Developing a large software system involves many complicated, varied, and inter-dependent tasks, and these tasks are typically implemented using a combination of defined processes, semi-automated tools, and ad hoc practices. Stakeholders in the development process — including software developers, managers, and customers — often want to be able to track the actual practices being employed within a project. For example, a customer may wish to be sure that the process is ISO 9000 compliant, a manager may wish to track the amount of testing that has been done in the current iteration, and a developer may wish to determine who has recently been working on a subsystem that has had several major bugs appear in it.
However, extracting the software development processes from an existing project is expensive if one must rely upon manual inspection of artifacts and interviews of developers and their managers. Previously, researchers have suggested the live observation and instrumentation of a project to allow for more measurement, but this is costly, invasive, and also requires a live running project.

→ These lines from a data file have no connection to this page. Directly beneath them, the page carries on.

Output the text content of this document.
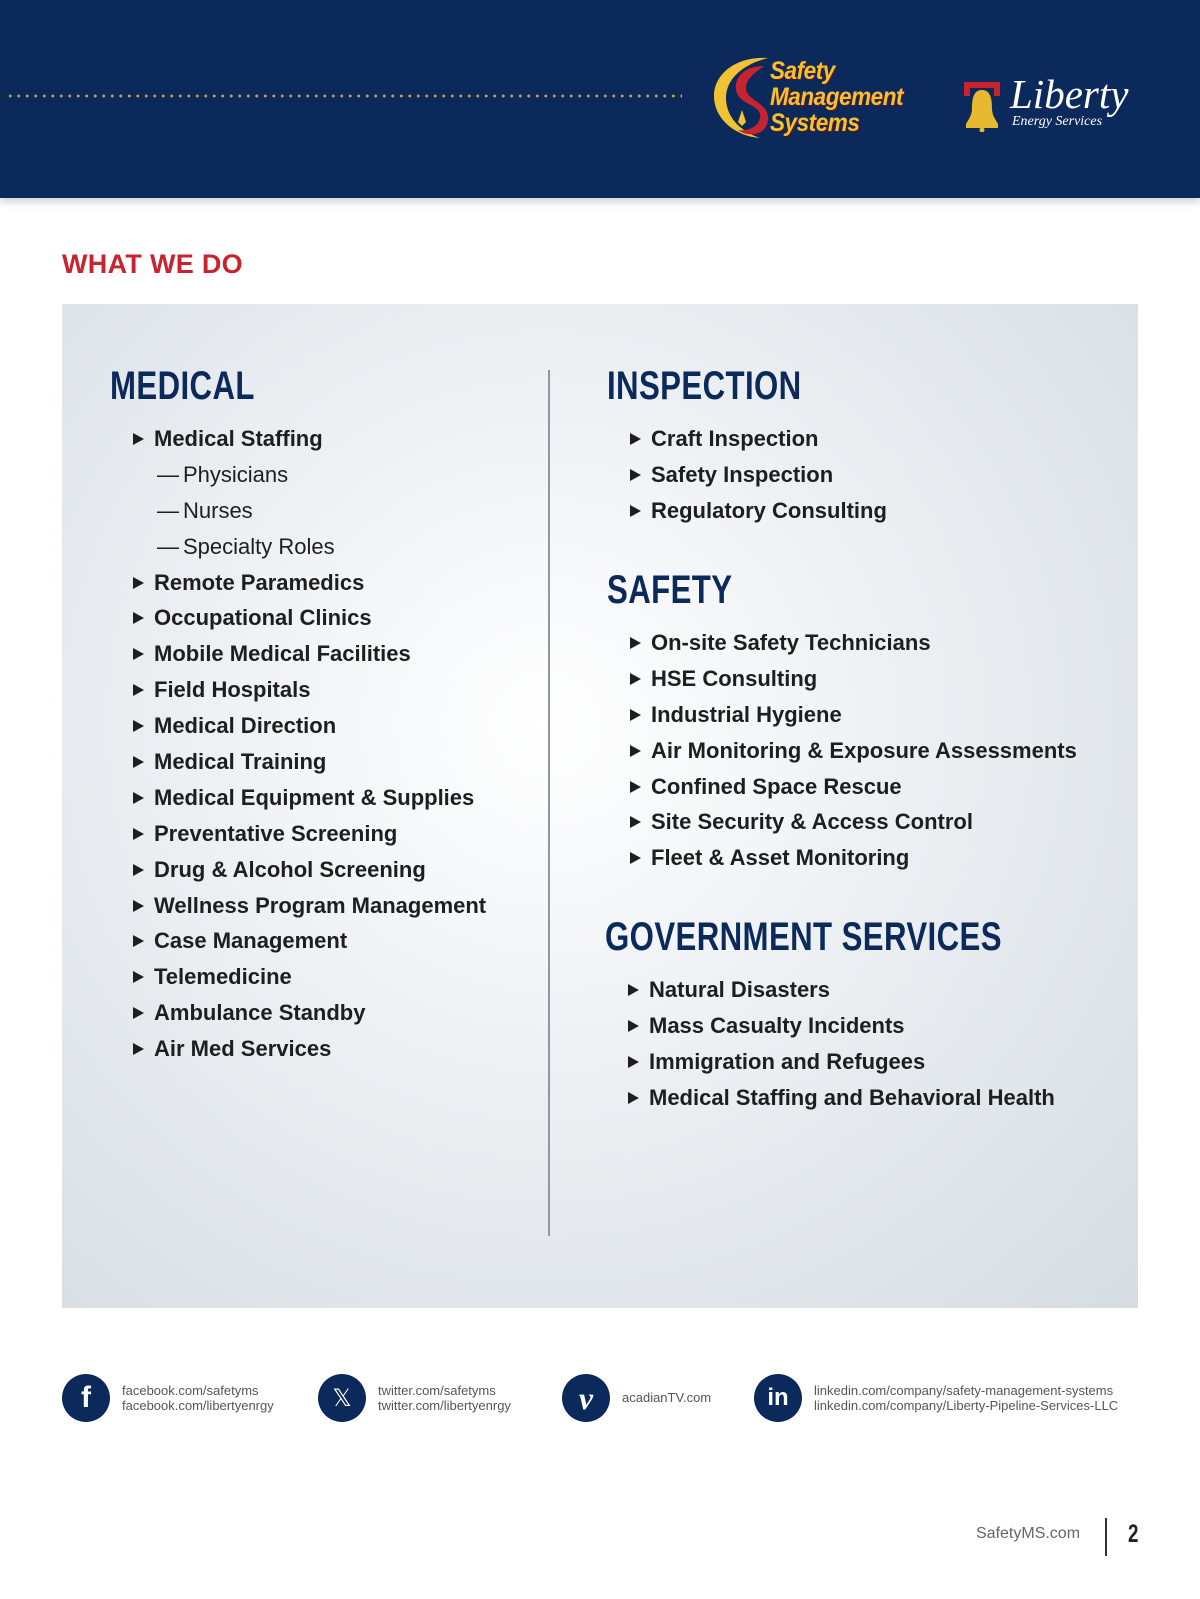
Safety
Management
Systems
Liberty
Energy Services
WHAT WE DO
MEDICAL
Medical Staffing
— Physicians
— Nurses
— Specialty Roles
Remote Paramedics
Occupational Clinics
Mobile Medical Facilities
Field Hospitals
Medical Direction
Medical Training
Medical Equipment & Supplies
Preventative Screening
Drug & Alcohol Screening
Wellness Program Management
Case Management
Telemedicine
Ambulance Standby
Air Med Services
INSPECTION
Craft Inspection
Safety Inspection
Regulatory Consulting
SAFETY
On-site Safety Technicians
HSE Consulting
Industrial Hygiene
Air Monitoring & Exposure Assessments
Confined Space Rescue
Site Security & Access Control
Fleet & Asset Monitoring
GOVERNMENT SERVICES
Natural Disasters
Mass Casualty Incidents
Immigration and Refugees
Medical Staffing and Behavioral Health
f facebook.com/safetyms
facebook.com/libertyenrgy 𝕏 twitter.com/safetyms
twitter.com/libertyenrgy v acadianTV.com in linkedin.com/company/safety-management-systems
linkedin.com/company/Liberty-Pipeline-Services-LLC
SafetyMS.com 2
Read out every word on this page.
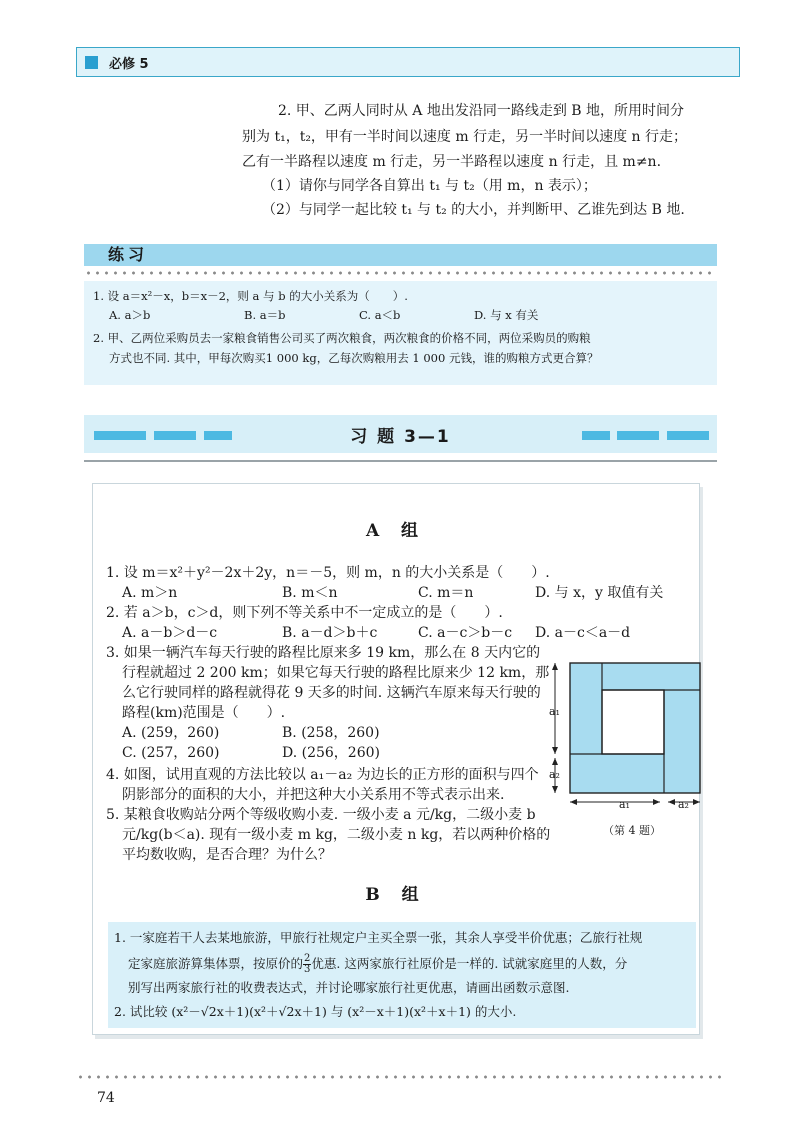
必修 5
2. 甲、乙两人同时从 A 地出发沿同一路线走到 B 地，所用时间分
别为 t₁，t₂，甲有一半时间以速度 m 行走，另一半时间以速度 n 行走；
乙有一半路程以速度 m 行走，另一半路程以速度 n 行走，且 m≠n.
（1）请你与同学各自算出 t₁ 与 t₂（用 m，n 表示）；
（2）与同学一起比较 t₁ 与 t₂ 的大小，并判断甲、乙谁先到达 B 地.
练习
1. 设 a＝x²－x，b＝x－2，则 a 与 b 的大小关系为（　　）.
A. a＞b	B. a＝b	C. a＜b	D. 与 x 有关
2. 甲、乙两位采购员去一家粮食销售公司买了两次粮食，两次粮食的价格不同，两位采购员的购粮
方式也不同. 其中，甲每次购买1 000 kg，乙每次购粮用去 1 000 元钱，谁的购粮方式更合算？
习 题 3—1
A 组
1. 设 m＝x²＋y²－2x＋2y，n＝－5，则 m，n 的大小关系是（　　）.
A. m＞n	B. m＜n	C. m＝n	D. 与 x，y 取值有关
2. 若 a＞b，c＞d，则下列不等关系中不一定成立的是（　　）.
A. a－b＞d－c	B. a－d＞b＋c	C. a－c＞b－c D. a－c＜a－d
3. 如果一辆汽车每天行驶的路程比原来多 19 km，那么在 8 天内它的
行程就超过 2 200 km；如果它每天行驶的路程比原来少 12 km，那
么它行驶同样的路程就得花 9 天多的时间. 这辆汽车原来每天行驶的
路程(km)范围是（　　）.
A. (259，260)	B. (258，260)
C. (257，260)	D. (256，260)
4. 如图，试用直观的方法比较以 a₁－a₂ 为边长的正方形的面积与四个
阴影部分的面积的大小，并把这种大小关系用不等式表示出来.
5. 某粮食收购站分两个等级收购小麦. 一级小麦 a 元/kg，二级小麦 b
元/kg(b＜a). 现有一级小麦 m kg，二级小麦 n kg，若以两种价格的
平均数收购，是否合理？为什么？
a₁
a₂
a₁	a₂
（第 4 题）
B 组
1. 一家庭若干人去某地旅游，甲旅行社规定户主买全票一张，其余人享受半价优惠；乙旅行社规
定家庭旅游算集体票，按原价的 $\frac{2}{3}$ 优惠. 这两家旅行社原价是一样的. 试就家庭里的人数，分
别写出两家旅行社的收费表达式，并讨论哪家旅行社更优惠，请画出函数示意图.
2. 试比较 (x²－√2x＋1)(x²＋√2x＋1) 与 (x²－x＋1)(x²＋x＋1) 的大小.
74
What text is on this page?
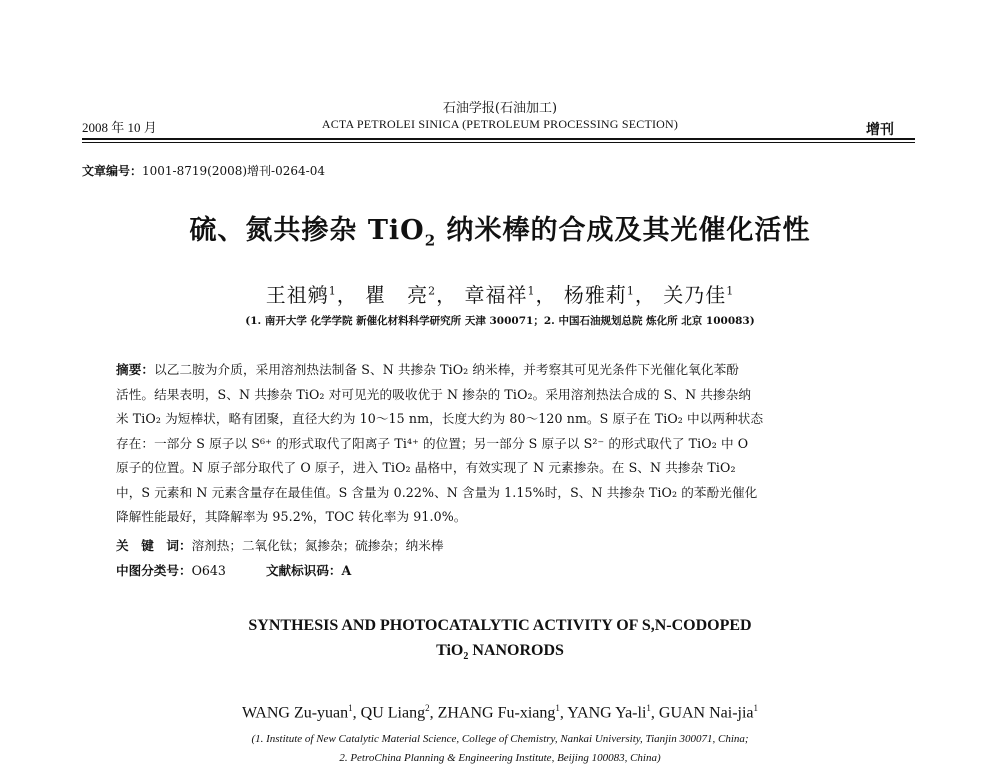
石油学报(石油加工)
2008 年 10 月	ACTA PETROLEI SINICA (PETROLEUM PROCESSING SECTION)	增刊
文章编号：1001-8719(2008)增刊-0264-04
硫、氮共掺杂 TiO$_2$ 纳米棒的合成及其光催化活性
王祖鹓$^1$， 瞿　亮$^2$， 章福祥$^1$， 杨雅莉$^1$， 关乃佳$^1$
(1. 南开大学 化学学院 新催化材料科学研究所 天津 300071；2. 中国石油规划总院 炼化所 北京 100083)
摘要：以乙二胺为介质，采用溶剂热法制备 S、N 共掺杂 TiO₂ 纳米棒，并考察其可见光条件下光催化氧化苯酚
活性。结果表明，S、N 共掺杂 TiO₂ 对可见光的吸收优于 N 掺杂的 TiO₂。采用溶剂热法合成的 S、N 共掺杂纳
米 TiO₂ 为短棒状，略有团聚，直径大约为 10～15 nm，长度大约为 80～120 nm。S 原子在 TiO₂ 中以两种状态
存在：一部分 S 原子以 S⁶⁺ 的形式取代了阳离子 Ti⁴⁺ 的位置；另一部分 S 原子以 S²⁻ 的形式取代了 TiO₂ 中 O
原子的位置。N 原子部分取代了 O 原子，进入 TiO₂ 晶格中，有效实现了 N 元素掺杂。在 S、N 共掺杂 TiO₂
中，S 元素和 N 元素含量存在最佳值。S 含量为 0.22%、N 含量为 1.15%时，S、N 共掺杂 TiO₂ 的苯酚光催化
降解性能最好，其降解率为 95.2%，TOC 转化率为 91.0%。
关　键　词：溶剂热；二氧化钛；氮掺杂；硫掺杂；纳米棒
中图分类号：O643	文献标识码：A
SYNTHESIS AND PHOTOCATALYTIC ACTIVITY OF S,N-CODOPED
TiO$_2$ NANORODS
WANG Zu-yuan$^1$, QU Liang$^2$, ZHANG Fu-xiang$^1$, YANG $Ya-li^1$, GUAN Nai-jia$^1$
(1. Institute of New Catalytic Material Science, College of Chemistry, Nankai University, Tianjin 300071, China;
2. PetroChina Planning & Engineering Institute, Beijing 100083, China)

In this work, we propose an approach that we call software process recovery, that is based on after-the-fact analysis of various kinds of software development artifacts. We use a variety of supervised and unsupervised techniques from machine learning, topic analysis, natural language processing, and statistics on software repositories such as version control systems, bug trackers, and mailing list archives. We show how we can combine all of these methods to recover process signals that we map back to software development processes such as the Unified Process. The Unified Process has been visualized using a time-line view that shows effort per parallel discipline occurring across time. This visualization is called the Unified Process diagram. We use this diagram as inspiration to produce Recovered Unified Process Views (RUPV) that are a concrete version of this theoretical Unified Process diagram. We then validate these methods using case studies of multiple open source software systems.